In base ai dati degli exit poll, all’Unione democratica croata (Hdz), il partito conservatore guidato dal premier Plenkovic, sarebbero andati 59 seggi sul totale di 151 del Sabor, il parlamento unicamerale di Zagabria. Il Partito socialdemocratico (Sdp) sostenuto dal presidente Milanovic, avrebbe ottenuto 43 mandati, seguito al terzo posto dal Movimento patriottico (Dp, destra nazionalista) con 13 seggi.

La formazione Most (Ponte, destra sovranista) disporrebbe di 11 deputati, 10 seggi sarebbero andati ai Verdi di Mozemo (Possiamo) e 5 ai liberali di centro. L’ultimo dato sull’affluenza, relativo alle 16.30, poco meno di tre ore dalla chiusura dei seggi, indicava una partecipazione molto sostenuta del 50,6%, ben il 16% in più rispetto alle precedenti elezioni di quattro anni fa. In tarda serata, in attesa dei primi dati reali da parte della commissione elettorale, non erano giunte dichiarazioni da parte dei due leader rivali – il premier Plenkovic e il presidente Milanovic.

Ma l’atmosfera nei rispettivi quartier generali a Zagabria era di comune soddisfazione per il risultato delle urne, anche se il fronte conservatore appare favorito per la formazione di un nuovo governo, che sarebbe il terzo consecutivo guidato da Plenkovic. In campagna elettorale, e anche oggi al seggio elettorale, Plenkovic – sottolineando i successi dell’adesione della Croazia all’eurozona e a Schengen – ha promesso stabilità e continuità in tempi di profonde crisi internazionali, annunciando miglioramenti economici e sociali, salari minimi garantiti a circa mille euro, un ulteriore calo dell’inflazione e della disoccupazione, nuovi investimenti nelle grandi infrastrutture.

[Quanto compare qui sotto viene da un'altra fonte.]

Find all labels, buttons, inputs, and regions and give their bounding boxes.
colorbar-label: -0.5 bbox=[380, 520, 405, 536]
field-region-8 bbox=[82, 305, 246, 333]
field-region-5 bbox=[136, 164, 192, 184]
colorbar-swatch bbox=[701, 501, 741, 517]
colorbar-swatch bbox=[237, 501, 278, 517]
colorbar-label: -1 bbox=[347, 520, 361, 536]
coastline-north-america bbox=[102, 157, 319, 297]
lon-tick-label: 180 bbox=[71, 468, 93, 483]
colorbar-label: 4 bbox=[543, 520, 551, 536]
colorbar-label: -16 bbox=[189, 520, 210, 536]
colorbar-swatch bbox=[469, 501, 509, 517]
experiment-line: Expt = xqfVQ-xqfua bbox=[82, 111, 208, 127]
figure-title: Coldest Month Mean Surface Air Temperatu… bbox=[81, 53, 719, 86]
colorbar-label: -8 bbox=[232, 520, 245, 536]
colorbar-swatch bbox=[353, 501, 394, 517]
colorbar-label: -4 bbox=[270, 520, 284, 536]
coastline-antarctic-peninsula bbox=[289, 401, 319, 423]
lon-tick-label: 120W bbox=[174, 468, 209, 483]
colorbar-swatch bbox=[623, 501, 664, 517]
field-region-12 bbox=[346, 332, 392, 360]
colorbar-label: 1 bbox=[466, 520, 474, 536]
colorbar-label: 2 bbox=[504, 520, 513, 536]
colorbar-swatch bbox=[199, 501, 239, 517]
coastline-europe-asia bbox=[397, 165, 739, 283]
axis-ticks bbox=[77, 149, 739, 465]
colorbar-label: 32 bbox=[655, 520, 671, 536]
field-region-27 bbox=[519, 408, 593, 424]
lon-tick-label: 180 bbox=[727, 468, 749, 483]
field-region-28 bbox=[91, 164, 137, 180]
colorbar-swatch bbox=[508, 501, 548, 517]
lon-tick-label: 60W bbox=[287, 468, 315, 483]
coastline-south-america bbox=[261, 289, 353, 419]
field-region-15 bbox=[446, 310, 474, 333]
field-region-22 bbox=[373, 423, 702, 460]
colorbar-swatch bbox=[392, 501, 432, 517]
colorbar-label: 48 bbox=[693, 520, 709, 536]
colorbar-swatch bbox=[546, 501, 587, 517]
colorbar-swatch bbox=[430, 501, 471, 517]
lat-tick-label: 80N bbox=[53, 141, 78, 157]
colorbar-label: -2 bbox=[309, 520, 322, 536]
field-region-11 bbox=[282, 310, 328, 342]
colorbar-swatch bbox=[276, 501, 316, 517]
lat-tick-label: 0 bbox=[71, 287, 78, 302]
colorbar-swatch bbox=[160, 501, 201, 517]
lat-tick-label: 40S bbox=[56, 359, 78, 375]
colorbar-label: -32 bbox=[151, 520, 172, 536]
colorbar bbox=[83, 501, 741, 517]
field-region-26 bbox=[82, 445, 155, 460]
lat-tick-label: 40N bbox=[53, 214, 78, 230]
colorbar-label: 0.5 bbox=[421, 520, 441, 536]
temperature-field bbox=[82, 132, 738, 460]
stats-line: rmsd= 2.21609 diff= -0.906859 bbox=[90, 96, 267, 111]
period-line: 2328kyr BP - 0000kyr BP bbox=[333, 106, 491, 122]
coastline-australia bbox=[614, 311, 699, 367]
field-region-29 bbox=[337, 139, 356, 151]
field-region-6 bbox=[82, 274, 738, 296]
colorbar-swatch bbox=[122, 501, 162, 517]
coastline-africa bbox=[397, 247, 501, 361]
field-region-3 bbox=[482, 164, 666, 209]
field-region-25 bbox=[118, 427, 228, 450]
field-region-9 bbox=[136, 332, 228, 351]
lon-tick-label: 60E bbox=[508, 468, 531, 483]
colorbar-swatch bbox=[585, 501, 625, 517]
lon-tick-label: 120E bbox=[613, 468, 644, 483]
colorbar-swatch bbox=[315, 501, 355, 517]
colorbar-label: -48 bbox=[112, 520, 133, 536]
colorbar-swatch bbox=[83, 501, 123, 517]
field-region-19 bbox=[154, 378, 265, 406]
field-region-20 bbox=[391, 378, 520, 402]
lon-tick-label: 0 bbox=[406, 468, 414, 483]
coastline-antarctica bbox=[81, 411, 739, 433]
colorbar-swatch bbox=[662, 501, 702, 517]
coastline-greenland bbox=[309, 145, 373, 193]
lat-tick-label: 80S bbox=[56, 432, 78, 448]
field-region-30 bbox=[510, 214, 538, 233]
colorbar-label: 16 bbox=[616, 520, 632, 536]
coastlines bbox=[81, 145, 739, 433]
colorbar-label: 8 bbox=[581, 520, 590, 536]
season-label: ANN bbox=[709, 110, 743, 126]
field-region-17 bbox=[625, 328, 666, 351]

Nel campo opposto, il presidente Milanovic, candidatosi a sorpresa per la premiership pur mantenendo la carica di capo dello stato, cosa questa ritenuta incostituzionale da parte dei giudici, ha lanciato un appello dai toni populistici a votare per chiunque, a sinistra o a destra, ad eccezione dell’Hdz di Plenkovic. “Quando avete a che fare con dei ladri e dei corrotti che approfittano del loro potere, la reazione deve essere forte”, ha detto Milanovic, sottolineando di essere pronto a parlare e a negoziare con tutte le altre forze politiche, eccetto l’Hdz, pur di formare un nuovo governo che escluda Plenkovic e il suo entourage corrotto. In effetti la corruzione si è rivelato il tallone d’Achille del partito conservatore, con diversi ministri che sono stati costretti alle dimissioni per via di scandali e coinvolgimenti in vicende poco chiare.